On Saturday, American Greatness reported:
If one were to honestly accept the Free Traders’ logic that a company passing off its costs of compliance with a federal statute and/or regulation on to consumers constitutes a “tax,” one would then be required to declare almost every governmental decision touching upon the health, safety, and welfare of the nation a tax as well. So, too, corporations and companies are not required to pass on the costs of the tariffs to anyone. It is a choice they make based upon market conditions.
Yet, consider the inanity of arguing that statutes opposing child labor laws are a tax because they will raise the cost of labor that the mining company then must pass on to consumers. (I am, admittedly, not a libertarian.)
One may also ponder the fact that nations with high tariffs on American goods and services do not make similar protestations that tariffs are a tax on their consumers. Why? Because these nations’ industries and sectors employ workers and produce goods and services that constitute a net benefit to their citizens’ standard of living—a standard of living these governments are determined to preserve, if for no other reason than their own political self-preservation.

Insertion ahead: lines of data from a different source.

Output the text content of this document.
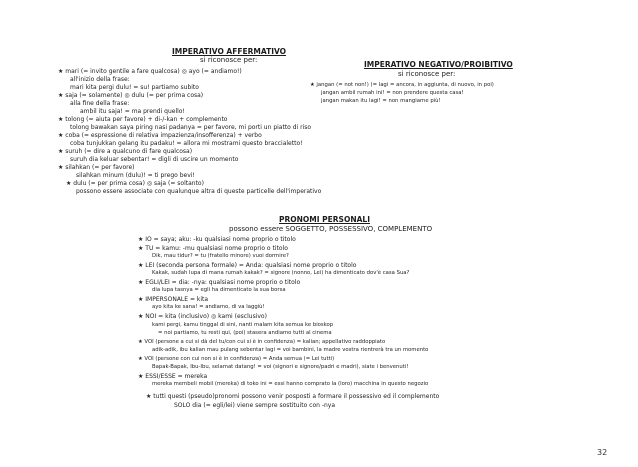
IMPERATIVO AFFERMATIVO
si riconosce per:
★ mari (= invito gentile a fare qualcosa) ◎ ayo (= andiamo!)
all'inizio della frase:
mari kita pergi dulu! = su! partiamo subito
★ saja (= solamente) ◎ dulu (= per prima cosa)
alla fine della frase:
ambil itu saja! = ma prendi quello!
★ tolong (= aiuta per favore) + di-/-kan + complemento
tolong bawakan saya piring nasi padanya = per favore, mi porti un piatto di riso
★ coba (= espressione di relativa impazienza/insofferenza) + verbo
coba tunjukkan gelang itu padaku! = allora mi mostrami questo braccialetto!
★ suruh (= dire a qualcuno di fare qualcosa)
suruh dia keluar sebentar! = digli di uscire un momento
★ silahkan (= per favore)
silahkan minum (dulu)! = ti prego bevi!
★ dulu (= per prima cosa) ◎ saja (= soltanto)
possono essere associate con qualunque altra di queste particelle dell'imperativo
IMPERATIVO NEGATIVO/PROIBITIVO
si riconosce per:
★ jangan (= not non!) (= lagi = ancora, in aggiunta, di nuovo, in poi)
jangan ambil rumah ini! = non prendere questa casa!
jangan makan itu lagi! = non mangiarne più!
PRONOMI PERSONALI
possono essere SOGGETTO, POSSESSIVO, COMPLEMENTO
★ IO = saya; aku: -ku qualsiasi nome proprio o titolo
★ TU = kamu: -mu qualsiasi nome proprio o titolo
Dik, mau tidur? = tu (fratello minore) vuoi dormire?
★ LEI (seconda persona formale) = Anda: qualsiasi nome proprio o titolo
Kakak, sudah lupa di mana rumah kakak? = signore (nonno, Lei) ha dimenticato dov'è casa Sua?
★ EGLI/LEI = dia: -nya: qualsiasi nome proprio o titolo
dia lupa tasnya = egli ha dimenticato la sua borsa
★ IMPERSONALE = kita
ayo kita ke sana! = andiamo, di va laggiù!
★ NOI = kita (inclusivo) ◎ kami (esclusivo)
kami pergi, kamu tinggal di sini, nanti malam kita semua ke bioskop
= noi partiamo, tu resti qui, (poi) stasera andiamo tutti al cinema
★ VOI (persone a cui si dà del tu/con cui si è in confidenza) = kalian; appellativo raddoppiato
adik-adik, ibu kalian mau pulang sebentar lagi = voi bambini, la madre vostra rientrerà tra un momento
★ VOI (persone con cui non si è in confidenza) = Anda semua (= Lei tutti)
Bapak-Bapak, Ibu-Ibu, selamat datang! = voi (signori e signore/padri e madri), siate i benvenuti!
★ ESSI/ESSE = mereka
mereka membeli mobil (mereka) di toko ini = essi hanno comprato la (loro) macchina in questo negozio
★ tutti questi (pseudo)pronomi possono venir posposti a formare il possessivo ed il complemento
SOLO dia (= egli/lei) viene sempre sostituito con -nya
32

This has not been the case here at home prior to the election of President Trump. Understanding there is a free trade tax on Americans, President Trump has refused to perpetuate the post-World War II economic policy that enabled our war-ravaged former allies and enemies to rebuild their nascent industrial bases courtesy of high tariffs against imported US goods, with the corresponding result that they had lower entry barriers for them to access the American market.
While this policy accomplished its goal long ago, the unfortunate and entirely predictable result was that the nations that benefited from high tariffs on US goods—as well as those US corporate interests that also benefited from them—would never seek to see them repealed, allowing free and fair competition with and in the American market.
The article notes that U.S. Steel is coming back to America because of the tariffs. That is a good thing.